# Data Collection and Cleaning (A3 and A4)

In [1]:
import json
from datetime import datetime
from Kafka import KafkaWriter, KafkaReader
from OpenWeatherMap import OpenWeatherMap
import datetime
import time
from CheckDuplicates import check_if_duplicate, check_if_duplicate_in_list
import uuid

In [2]:
openWeatherMap = OpenWeatherMap(api_key="2265d775d28c3c75d22edcb7126ca08f") # enter your api key here
kafka_prod1 = KafkaWriter(bootstrap_servers='kafka-1,kafka-2', topic='weather.forecast.raw') # enter bootstrap servers and topic

def load_locations() -> json:
    """
    Loads 'locations.json' into a json-object and returns it.
    """
    with open('locations.json', mode='r') as file:
        return json.load(file)


def collect_forecast_data() -> None:
    """
    Queries OpenWeatherMap for each location for the 5-day forecast and stores the the returned values in Kafka.
    """
    locs = load_locations()
    dt_format = "%Y%m%d%H%M%S"
    for loc in locs: # for each location
        city = locs[loc]
        data = openWeatherMap.get_forecast(city=city) # query OpenWeatherMap
        for element in data['list']: # for each forecast
            element['city'] = {'name': loc, 'coords': {'latitude': city['latitude'], 'longitude': city['longitude']}} # add city (name + coords)
            element['fetched_at'] = int(datetime.datetime.now().strftime(dt_format)) # create own timestamp and add it to the forecast
            key = uuid.uuid4().hex
            kafka_prod1.store(message_key=key, data=element) # publish forecast data with unique key to Kafka topic

In [3]:
kafka_con1 = KafkaReader(bootstrap_servers='kafka-1,kafka-2', topic='weather.forecast.raw', group_id='con_group1', client_id='con1', auto_offset_reset='latest')
kafka_prod2 = KafkaWriter(bootstrap_servers='kafka-1,kafka-2', topic='weather.forecast.clean')

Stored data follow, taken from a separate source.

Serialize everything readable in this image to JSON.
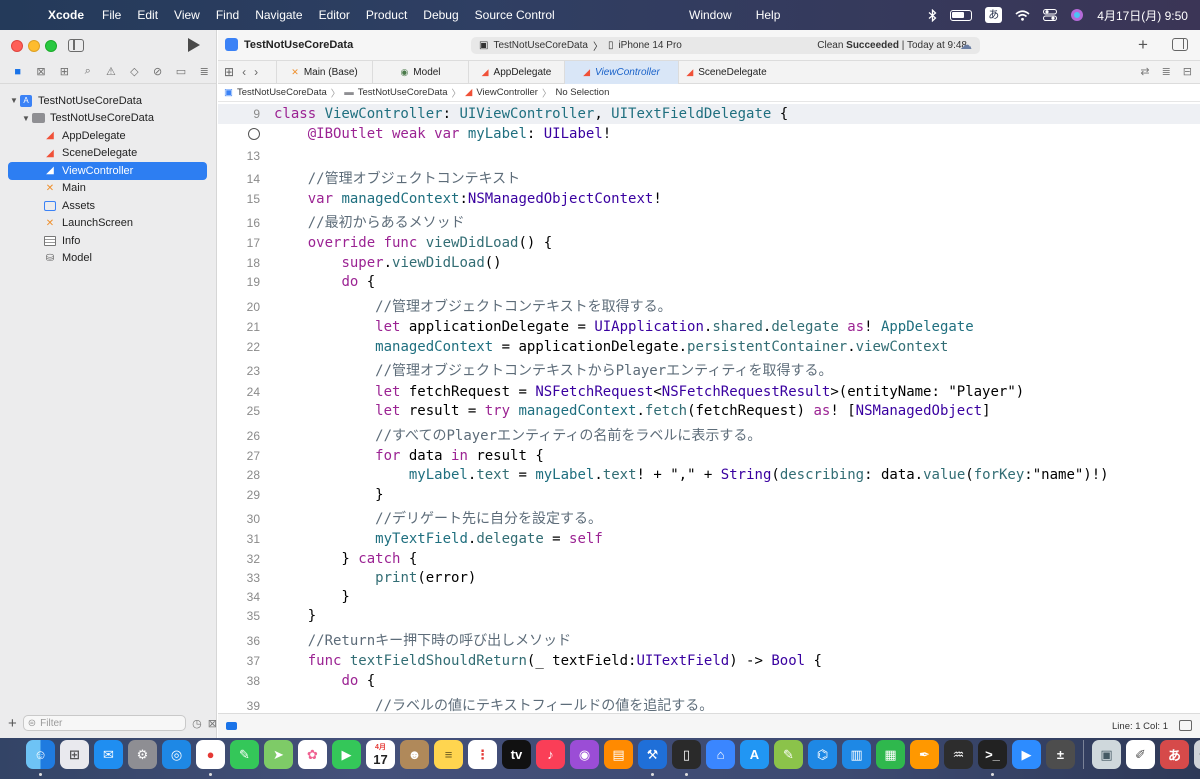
{
  "menubar": {
    "apple": "",
    "app": "Xcode",
    "items": [
      "File",
      "Edit",
      "View",
      "Find",
      "Navigate",
      "Editor",
      "Product",
      "Debug",
      "Source Control"
    ],
    "center_items": [
      "Window",
      "Help"
    ],
    "ime": "あ",
    "datetime": "4月17日(月) 9:50"
  },
  "sidebar": {
    "filter_placeholder": "Filter",
    "tree": [
      {
        "label": "TestNotUseCoreData",
        "kind": "project",
        "depth": 0,
        "disclosure": "v"
      },
      {
        "label": "TestNotUseCoreData",
        "kind": "folder",
        "depth": 1,
        "disclosure": "v"
      },
      {
        "label": "AppDelegate",
        "kind": "swift",
        "depth": 2
      },
      {
        "label": "SceneDelegate",
        "kind": "swift",
        "depth": 2
      },
      {
        "label": "ViewController",
        "kind": "swift",
        "depth": 2,
        "selected": true
      },
      {
        "label": "Main",
        "kind": "xib",
        "depth": 2
      },
      {
        "label": "Assets",
        "kind": "assets",
        "depth": 2
      },
      {
        "label": "LaunchScreen",
        "kind": "xib",
        "depth": 2
      },
      {
        "label": "Info",
        "kind": "plist",
        "depth": 2
      },
      {
        "label": "Model",
        "kind": "model",
        "depth": 2
      }
    ]
  },
  "toolbar": {
    "project_title": "TestNotUseCoreData",
    "scheme": "TestNotUseCoreData",
    "device": "iPhone 14 Pro",
    "status_prefix": "Clean ",
    "status_bold": "Succeeded",
    "status_suffix": " | Today at 9:48"
  },
  "tabs": [
    {
      "label": "Main (Base)",
      "icon": "✕"
    },
    {
      "label": "Model",
      "icon": "◉"
    },
    {
      "label": "AppDelegate",
      "icon": "◢"
    },
    {
      "label": "ViewController",
      "icon": "◢",
      "active": true
    },
    {
      "label": "SceneDelegate",
      "icon": "◢"
    }
  ],
  "jumpbar": [
    "TestNotUseCoreData",
    "TestNotUseCoreData",
    "ViewController",
    "No Selection"
  ],
  "code": {
    "line_9_number": "9",
    "lines": [
      {
        "n": "9",
        "first": true,
        "tokens": [
          [
            "kw",
            "class "
          ],
          [
            "cls",
            "ViewController"
          ],
          [
            "",
            ": "
          ],
          [
            "cls",
            "UIViewController"
          ],
          [
            "",
            ", "
          ],
          [
            "cls",
            "UITextFieldDelegate"
          ],
          [
            "",
            " {"
          ]
        ]
      },
      {
        "n": "",
        "breakpoint": true,
        "tokens": [
          [
            "",
            "    "
          ],
          [
            "kw",
            "@IBOutlet weak var "
          ],
          [
            "cls",
            "myLabel"
          ],
          [
            "",
            ": "
          ],
          [
            "ty2",
            "UILabel"
          ],
          [
            "",
            "!"
          ]
        ]
      },
      {
        "n": "13",
        "tokens": []
      },
      {
        "n": "14",
        "tokens": [
          [
            "cm",
            "    //管理オブジェクトコンテキスト"
          ]
        ]
      },
      {
        "n": "15",
        "tokens": [
          [
            "",
            "    "
          ],
          [
            "kw",
            "var "
          ],
          [
            "cls",
            "managedContext"
          ],
          [
            "",
            ":"
          ],
          [
            "ty2",
            "NSManagedObjectContext"
          ],
          [
            "",
            "!"
          ]
        ]
      },
      {
        "n": "16",
        "tokens": [
          [
            "cm",
            "    //最初からあるメソッド"
          ]
        ]
      },
      {
        "n": "17",
        "tokens": [
          [
            "",
            "    "
          ],
          [
            "kw",
            "override func "
          ],
          [
            "fn",
            "viewDidLoad"
          ],
          [
            "",
            "() {"
          ]
        ]
      },
      {
        "n": "18",
        "tokens": [
          [
            "",
            "        "
          ],
          [
            "kw",
            "super"
          ],
          [
            "",
            "."
          ],
          [
            "prop",
            "viewDidLoad"
          ],
          [
            "",
            "()"
          ]
        ]
      },
      {
        "n": "19",
        "tokens": [
          [
            "",
            "        "
          ],
          [
            "kw",
            "do"
          ],
          [
            "",
            " {"
          ]
        ]
      },
      {
        "n": "20",
        "tokens": [
          [
            "cm",
            "            //管理オブジェクトコンテキストを取得する。"
          ]
        ]
      },
      {
        "n": "21",
        "tokens": [
          [
            "",
            "            "
          ],
          [
            "kw",
            "let "
          ],
          [
            "",
            "applicationDelegate = "
          ],
          [
            "ty2",
            "UIApplication"
          ],
          [
            "",
            "."
          ],
          [
            "prop",
            "shared"
          ],
          [
            "",
            "."
          ],
          [
            "prop",
            "delegate"
          ],
          [
            "",
            " "
          ],
          [
            "kw",
            "as"
          ],
          [
            "",
            "! "
          ],
          [
            "cls",
            "AppDelegate"
          ]
        ]
      },
      {
        "n": "22",
        "tokens": [
          [
            "",
            "            "
          ],
          [
            "cls",
            "managedContext"
          ],
          [
            "",
            " = applicationDelegate."
          ],
          [
            "prop",
            "persistentContainer"
          ],
          [
            "",
            "."
          ],
          [
            "prop",
            "viewContext"
          ]
        ]
      },
      {
        "n": "23",
        "tokens": [
          [
            "cm",
            "            //管理オブジェクトコンテキストからPlayerエンティティを取得する。"
          ]
        ]
      },
      {
        "n": "24",
        "tokens": [
          [
            "",
            "            "
          ],
          [
            "kw",
            "let "
          ],
          [
            "",
            "fetchRequest = "
          ],
          [
            "ty2",
            "NSFetchRequest"
          ],
          [
            "",
            "<"
          ],
          [
            "ty2",
            "NSFetchRequestResult"
          ],
          [
            "",
            ">(entityName: \"Player\")"
          ]
        ]
      },
      {
        "n": "25",
        "tokens": [
          [
            "",
            "            "
          ],
          [
            "kw",
            "let "
          ],
          [
            "",
            "result = "
          ],
          [
            "kw",
            "try "
          ],
          [
            "cls",
            "managedContext"
          ],
          [
            "",
            "."
          ],
          [
            "prop",
            "fetch"
          ],
          [
            "",
            "(fetchRequest) "
          ],
          [
            "kw",
            "as"
          ],
          [
            "",
            "! ["
          ],
          [
            "ty2",
            "NSManagedObject"
          ],
          [
            "",
            "]"
          ]
        ]
      },
      {
        "n": "26",
        "tokens": [
          [
            "cm",
            "            //すべてのPlayerエンティティの名前をラベルに表示する。"
          ]
        ]
      },
      {
        "n": "27",
        "tokens": [
          [
            "",
            "            "
          ],
          [
            "kw",
            "for "
          ],
          [
            "",
            "data "
          ],
          [
            "kw",
            "in "
          ],
          [
            "",
            "result {"
          ]
        ]
      },
      {
        "n": "28",
        "tokens": [
          [
            "",
            "                "
          ],
          [
            "cls",
            "myLabel"
          ],
          [
            "",
            "."
          ],
          [
            "prop",
            "text"
          ],
          [
            "",
            " = "
          ],
          [
            "cls",
            "myLabel"
          ],
          [
            "",
            "."
          ],
          [
            "prop",
            "text"
          ],
          [
            "",
            "! + \",\" + "
          ],
          [
            "ty2",
            "String"
          ],
          [
            "",
            "("
          ],
          [
            "prop",
            "describing"
          ],
          [
            "",
            ": data."
          ],
          [
            "prop",
            "value"
          ],
          [
            "",
            "("
          ],
          [
            "prop",
            "forKey"
          ],
          [
            "",
            ":\"name\")!)"
          ]
        ]
      },
      {
        "n": "29",
        "tokens": [
          [
            "",
            "            }"
          ]
        ]
      },
      {
        "n": "30",
        "tokens": [
          [
            "cm",
            "            //デリゲート先に自分を設定する。"
          ]
        ]
      },
      {
        "n": "31",
        "tokens": [
          [
            "",
            "            "
          ],
          [
            "cls",
            "myTextField"
          ],
          [
            "",
            "."
          ],
          [
            "prop",
            "delegate"
          ],
          [
            "",
            " = "
          ],
          [
            "kw",
            "self"
          ]
        ]
      },
      {
        "n": "32",
        "tokens": [
          [
            "",
            "        } "
          ],
          [
            "kw",
            "catch"
          ],
          [
            "",
            " {"
          ]
        ]
      },
      {
        "n": "33",
        "tokens": [
          [
            "",
            "            "
          ],
          [
            "prop",
            "print"
          ],
          [
            "",
            "(error)"
          ]
        ]
      },
      {
        "n": "34",
        "tokens": [
          [
            "",
            "        }"
          ]
        ]
      },
      {
        "n": "35",
        "tokens": [
          [
            "",
            "    }"
          ]
        ]
      },
      {
        "n": "36",
        "tokens": [
          [
            "cm",
            "    //Returnキー押下時の呼び出しメソッド"
          ]
        ]
      },
      {
        "n": "37",
        "tokens": [
          [
            "",
            "    "
          ],
          [
            "kw",
            "func "
          ],
          [
            "fn",
            "textFieldShouldReturn"
          ],
          [
            "",
            "(_ textField:"
          ],
          [
            "ty2",
            "UITextField"
          ],
          [
            "",
            ") -> "
          ],
          [
            "ty2",
            "Bool"
          ],
          [
            "",
            " {"
          ]
        ]
      },
      {
        "n": "38",
        "tokens": [
          [
            "",
            "        "
          ],
          [
            "kw",
            "do"
          ],
          [
            "",
            " {"
          ]
        ]
      },
      {
        "n": "39",
        "tokens": [
          [
            "cm",
            "            //ラベルの値にテキストフィールドの値を追記する。"
          ]
        ]
      }
    ]
  },
  "statusbar": {
    "position": "Line: 1  Col: 1"
  },
  "dock": {
    "apps": [
      "finder",
      "launchpad",
      "mail",
      "system-settings",
      "safari",
      "chrome",
      "messages",
      "maps",
      "photos",
      "facetime",
      "calendar",
      "contacts",
      "notes",
      "reminders",
      "apple-tv",
      "music",
      "podcasts",
      "books",
      "xcode",
      "simulator",
      "appstore-connect",
      "app-store",
      "script-editor",
      "vscode",
      "keynote",
      "numbers",
      "pages",
      "activity",
      "terminal",
      "zoom",
      "calculator",
      "preview",
      "textedit",
      "kotoeri",
      "trash"
    ],
    "calendar_month": "4月",
    "calendar_day": "17",
    "apple_tv_label": "tv",
    "ime_label": "あ"
  },
  "colors": {
    "keyword": "#9b2393",
    "type": "#3900a0",
    "project_symbol": "#1f6f7f",
    "comment": "#5d6c79",
    "selection": "#2d7ef2"
  }
}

def clean_forecast_data() -> None:
    """
    Consumes new raw forecast data from corresponding topic, compares it to the data that is already stored in the "cleaned" topic and adds missing forecasts to the "cleaned" topic.
    This process leads to the "cleaned" topic containing no duplicates.
    """
    raw_data = kafka_con1.retrieve() # consume new raw data
    old_clean_data = KafkaReader(bootstrap_servers='kafka-1,kafka-2', topic='weather.forecast.clean', group_id=uuid.uuid4().hex, client_id=uuid.uuid4().hex).retrieve() # use new consumer in each iteration to always fetch all old "cleaned" data
    new_clean_data = [x for x in raw_data if not check_if_duplicate_in_list(new=x, old=old_clean_data)] # compare data in cleaned topic and new raw data, add only to list if raw forecast not already in cleaned topic
    for element in new_clean_data:
        key = uuid.uuid4().hex
        kafka_prod2.store(message_key=key, data=element) # publish each new (unique) forecast to Kafka topic (cleaned)

In [4]:
while True: # endless loop
    collect_forecast_data() # collect raw data
    clean_forecast_data()  # clean datas
    time.sleep(15*60)  # e.g. every 15 Minutes

KeyboardInterrupt: